Generated by DeepSeek V3.2| Eastern equine encephalitis | |
|---|---|
| Synonyms | Triple E, EEE |
| Caption | Transmission electron micrograph of the Eastern equine encephalitis virus. |
| Field | Infectious disease, Neurology |
| Causes | Eastern equine encephalitis virus |
| Prevention | Mosquito control, Insect repellent |
| Treatment | Supportive care |
Eastern equine encephalitis is a rare but severe arboviral disease affecting the central nervous system. It is caused by the Eastern equine encephalitis virus, a member of the Togaviridae family and Alphavirus genus. The virus is maintained in a cycle between Culiseta melanura mosquitoes and wild songbirds in freshwater hardwood swamps, with humans and horses serving as incidental, dead-end hosts. While cases are infrequent, the disease is notable for its high mortality rate and significant neurological sequelae in survivors.
The incubation period typically ranges from 4 to 10 days following the bite of an infected mosquito. Initial systemic symptoms are often sudden and severe, including high fever, chills, malai se, myalgia, and arthralgia. The illness can rapidly progress to encephalitis, marked by headache, irritability, restlessness, drowsiness, anorexia, vomiting, diarrhea, cyanosis, convulsions, and coma. Neurological signs may include neck stiffness, photophobia, and palsies. In severe cases, brain edema and increased intracranial pressure can lead to death, often within 2 to 10 days after symptom onset.
The causative agent is the Eastern equine encephalitis virus, a positive-sense, single-stranded RNA virus. The primary enzootic transmission cycle occurs between the ornithophilic mosquito Culiseta melanura and resident passerine birds in specific aquatic habitats like swamps in eastern North America. Bridge vectors such as Aedes and Coquillettidia species, which feed on both birds and mammals, are responsible for transmitting the virus to dead-end hosts like horses, alpacas, pheasants, and humans. The virus is classified as a Biosafety Level 3 agent due to its potential for aerosol transmission in laboratory settings.

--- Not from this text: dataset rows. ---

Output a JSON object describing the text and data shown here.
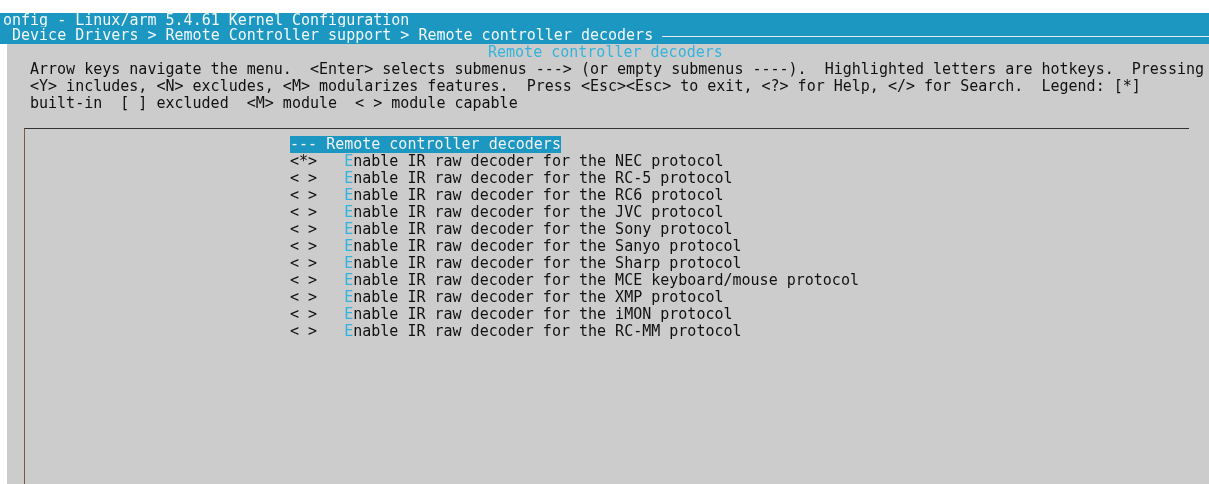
{
  "window": {
    "title": "onfig - Linux/arm 5.4.61 Kernel Configuration",
    "breadcrumb": "Device Drivers > Remote Controller support > Remote controller decoders"
  },
  "dialog": {
    "title": "Remote controller decoders",
    "help": [
      "Arrow keys navigate the menu.  <Enter> selects submenus ---> (or empty submenus ----).  Highlighted letters are hotkeys.  Pressing",
      "<Y> includes, <N> excludes, <M> modularizes features.  Press <Esc><Esc> to exit, <?> for Help, </> for Search.  Legend: [*]",
      "built-in  [ ] excluded  <M> module  < > module capable"
    ]
  },
  "menu": [
    {
      "kind": "heading",
      "prefix": "---",
      "label": "Remote controller decoders",
      "selected": true
    },
    {
      "kind": "option",
      "prefix": "<*>",
      "label": "Enable IR raw decoder for the NEC protocol",
      "selected": false
    },
    {
      "kind": "option",
      "prefix": "< >",
      "label": "Enable IR raw decoder for the RC-5 protocol",
      "selected": false
    },
    {
      "kind": "option",
      "prefix": "< >",
      "label": "Enable IR raw decoder for the RC6 protocol",
      "selected": false
    },
    {
      "kind": "option",
      "prefix": "< >",
      "label": "Enable IR raw decoder for the JVC protocol",
      "selected": false
    },
    {
      "kind": "option",
      "prefix": "< >",
      "label": "Enable IR raw decoder for the Sony protocol",
      "selected": false
    },
    {
      "kind": "option",
      "prefix": "< >",
      "label": "Enable IR raw decoder for the Sanyo protocol",
      "selected": false
    },
    {
      "kind": "option",
      "prefix": "< >",
      "label": "Enable IR raw decoder for the Sharp protocol",
      "selected": false
    },
    {
      "kind": "option",
      "prefix": "< >",
      "label": "Enable IR raw decoder for the MCE keyboard/mouse protocol",
      "selected": false
    },
    {
      "kind": "option",
      "prefix": "< >",
      "label": "Enable IR raw decoder for the XMP protocol",
      "selected": false
    },
    {
      "kind": "option",
      "prefix": "< >",
      "label": "Enable IR raw decoder for the iMON protocol",
      "selected": false
    },
    {
      "kind": "option",
      "prefix": "< >",
      "label": "Enable IR raw decoder for the RC-MM protocol",
      "selected": false
    }
  ]
}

Diagnosis is based on a combination of clinical presentation, epidemiological risk factors, and specialized laboratory testing. Key tests include detection of IgM antibodies in cerebrospinal fluid or serum via ELISA, which is considered diagnostic. Virus isolation from tissue, blood, or CSF can be performed in reference laboratories like the Centers for Disease Control and Prevention. PCR assays can detect viral RNA. Neuroimaging studies such as MRI may show lesions in the basal ganglia, thalamus, and brainstem, while EEG often reveals generalized slowing.
Primary prevention focuses on personal protection and vector control. This includes using EPA-registered repellents containing DEET, wearing protective clothing, and ensuring homes have intact window screens. Community-level efforts involve larviciding and adulticiding programs, surveillance of mosquito populations and animal cases, and public health advisories. An effective veterinary vaccine is available for horses, which is a key component of control. There is no licensed vaccine for humans, though experimental candidates have been developed by institutions like the United States Army Medical Research Institute of Infectious Diseases.
There is no specific antiviral drug approved. Management consists entirely of supportive therapy, often in a hospital intensive care unit. This includes management of intracranial pressure, anticonvulsant therapy for seizures, respiratory support, and prevention of secondary bacterial infections. Analgesics and antipyretics are used for symptom relief. Corticosteroids and intravenous immunoglobulin have been used empirically without proven efficacy.
The virus is endemic in freshwater swamps along the Atlantic and Gulf coasts of North America, with most human cases occurring in the Northeastern United States, particularly Massachusetts, New Jersey, Florida, and Georgia. Outbreaks typically occur in late summer and early fall. The disease is very rare in humans, with an average of about 11 reported cases annually in the United States, but it causes significant epizootics in horse and pheasant populations. The virus has also been isolated in regions like the Amazon Basin, the Caribbean, and parts of Central America.
The prognosis is poor, with one of the highest case fatality rates among arboviral diseases, estimated at approximately 30% or higher. Among survivors, a large majority suffer significant and permanent neurological damage, including intellectual impairment, personality changes, paralysis, seizure disorders, and cranial nerve deficits. Recovery is often slow and incomplete, requiring long-term neurological rehabilitation. Infants and adults over 50 years of age are at particularly high risk for severe disease and poor outcomes.